HC AMBRÌ PIOTTA
I pro e contro di "Tapolandia"
Pubblicato il 05.03.2026 11:39
di Sandro Solcà
Tra i papabili per la panchina biancoblù, l’ha spuntata il più blasonato. Jussi Tapola sarà l’allenatore dell’Ambrì Piotta per le prossime tre stagioni. Che il suo approdo in Leventina, inizialmente previsto fino alla fine della corrente stagione, non fosse quello di un semplice traghettatore, in fondo, era chiaro dall’inizio. L’”indizio” principale era prevalentemente legato alla nomina di Pasi Puistola, suo “storico” assistente, nella medesima funzione. Mossa in ogni caso lecita, ma dal significato lontano da chi arriva semplicemente a far da ponte tra un corso e l’altro. Va detto che nel comunicato emanato ieri pomeriggio dal club leventinese né il 47enne e nemmeno Saku Martikainen, “sopravvissuto” all’addio di Landry e Matte, vengono menzionati. Ipotizzabile però che si arriverà presto ad una soluzione. Difficile anche immaginare un profilo come quello di Tapola, vincente e tutt’altro che “datato” hockeisticamente, disposto ad accettare un incarico di breve durata, senza una garanzia per il futuro.
Quali vantaggi? Tra i vari candidati “acerbi” emersi nelle scorse settimane, si è optato per un coach esperto e carismatico, nonché dal palmarès invidiabile: i successi del finnico in patria sono arcinoti. Mai come quest’anno la National League ci ha insegnato come, a volte, basti un minimo di struttura tattica per poter ambire a una posizione più nobile della tredicesima, nonché penultima. In tal senso Rapperswil e Lugano insegnano, ma pure il Kloten, avversaria diretta con pari mezzi dei leventinesi, è un esempio da non scartare. Di organizzazione, da buon nordico, Tapola ci vive, e qualcosa si è percepito pure nelle ultime uscite. Non sarà esattamente l’hockey decantato inizialmente da Lars Weibel, ma poco importa. Ambrì non è Berna, la piazza sopracenerina, a differenza della Capitale, non disdegna un menù diverso da quello Gourmet. Che si sposa con il credo del futuro DS sarà la predisposizione alla meritocrazia, senza distinzione di passaporto e età. Per informazioni, chiedere a Chris DiDomenico.

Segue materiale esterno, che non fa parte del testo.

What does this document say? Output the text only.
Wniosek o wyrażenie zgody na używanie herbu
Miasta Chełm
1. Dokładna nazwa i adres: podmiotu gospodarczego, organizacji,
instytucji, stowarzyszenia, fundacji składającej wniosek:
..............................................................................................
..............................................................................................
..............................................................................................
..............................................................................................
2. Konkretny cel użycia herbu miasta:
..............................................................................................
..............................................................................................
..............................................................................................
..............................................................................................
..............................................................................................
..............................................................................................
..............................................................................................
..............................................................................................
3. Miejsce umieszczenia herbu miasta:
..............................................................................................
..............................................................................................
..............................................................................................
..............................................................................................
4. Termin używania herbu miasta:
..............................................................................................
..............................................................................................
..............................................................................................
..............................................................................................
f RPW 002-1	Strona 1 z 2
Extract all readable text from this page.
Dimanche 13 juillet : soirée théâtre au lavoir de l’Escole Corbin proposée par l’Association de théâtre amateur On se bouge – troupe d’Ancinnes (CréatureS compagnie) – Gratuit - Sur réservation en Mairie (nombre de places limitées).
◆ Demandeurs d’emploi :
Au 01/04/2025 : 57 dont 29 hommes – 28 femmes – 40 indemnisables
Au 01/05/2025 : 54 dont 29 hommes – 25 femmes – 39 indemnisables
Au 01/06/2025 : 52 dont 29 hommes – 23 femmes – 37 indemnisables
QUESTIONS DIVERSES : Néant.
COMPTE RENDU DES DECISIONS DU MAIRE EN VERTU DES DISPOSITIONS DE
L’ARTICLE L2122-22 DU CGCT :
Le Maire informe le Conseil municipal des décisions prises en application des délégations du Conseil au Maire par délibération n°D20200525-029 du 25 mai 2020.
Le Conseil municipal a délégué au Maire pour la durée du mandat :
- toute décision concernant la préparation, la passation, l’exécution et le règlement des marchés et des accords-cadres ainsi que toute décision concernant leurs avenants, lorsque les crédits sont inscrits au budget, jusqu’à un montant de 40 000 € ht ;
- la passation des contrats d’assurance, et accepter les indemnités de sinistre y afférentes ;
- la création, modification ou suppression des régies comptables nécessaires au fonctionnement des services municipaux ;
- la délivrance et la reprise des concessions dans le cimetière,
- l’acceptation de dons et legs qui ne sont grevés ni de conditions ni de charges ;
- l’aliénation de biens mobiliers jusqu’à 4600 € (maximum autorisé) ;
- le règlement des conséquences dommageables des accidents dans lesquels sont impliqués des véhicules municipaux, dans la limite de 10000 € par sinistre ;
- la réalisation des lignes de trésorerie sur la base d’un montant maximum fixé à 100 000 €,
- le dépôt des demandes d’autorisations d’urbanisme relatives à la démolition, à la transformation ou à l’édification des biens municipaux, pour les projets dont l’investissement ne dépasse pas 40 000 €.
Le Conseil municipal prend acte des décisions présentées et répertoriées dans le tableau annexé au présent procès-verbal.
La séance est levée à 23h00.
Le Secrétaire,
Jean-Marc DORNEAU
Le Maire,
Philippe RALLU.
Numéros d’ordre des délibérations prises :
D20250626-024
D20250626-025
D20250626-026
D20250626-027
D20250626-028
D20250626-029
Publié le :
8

Vanno messi anche gli ipotetici svantaggi sulla bilancia. La conferma di Tapola non è sicuramente figlia dei risultati sportivi, dal momento che la situazione, a tre partite dalla conclusione della regular season, è ormai compromessa. In fondo, non è comunque colpa sua: la stagione dell’Ambrì, nata male e proseguita peggio, era destinata a finire con l’appendice dei play-out. Ciò può comportare comunque un manco di fiducia da parte dell’ambiente circostante, il quale sarà da verificare come avrà digerito la separazione con il miglior marcatore della rosa, molto amato dalla tifoseria biancoblù. Se il 51enne in patria ha vinto tutto, non si può dire altrettanto per le esperienze all’estero: una brevissima esperienza in KHL e i due anni altalenanti di Berna, dove ha pagato presto in avvio di campionato le sue idee rigide, oltre alle due eliminazioni ai quarti di finale, poco tollerate dal club. Non da ultimo, il contratto triennale: un lasso di tempo spesso mai completato di recente nel nostro campionato, e che ad Ambrì potrà e dovrà di nuovo fare eccezione, come è stato il caso nella gestione Cereda-Duca.
“Tapolandia” è solo all’inizio, ma la sua impronta è già bella marcata sul presente e sul futuro dell’Ambrì. E il play-out ormai alle porte è un banco di prova fondamentale, più di quanto possa sembrare.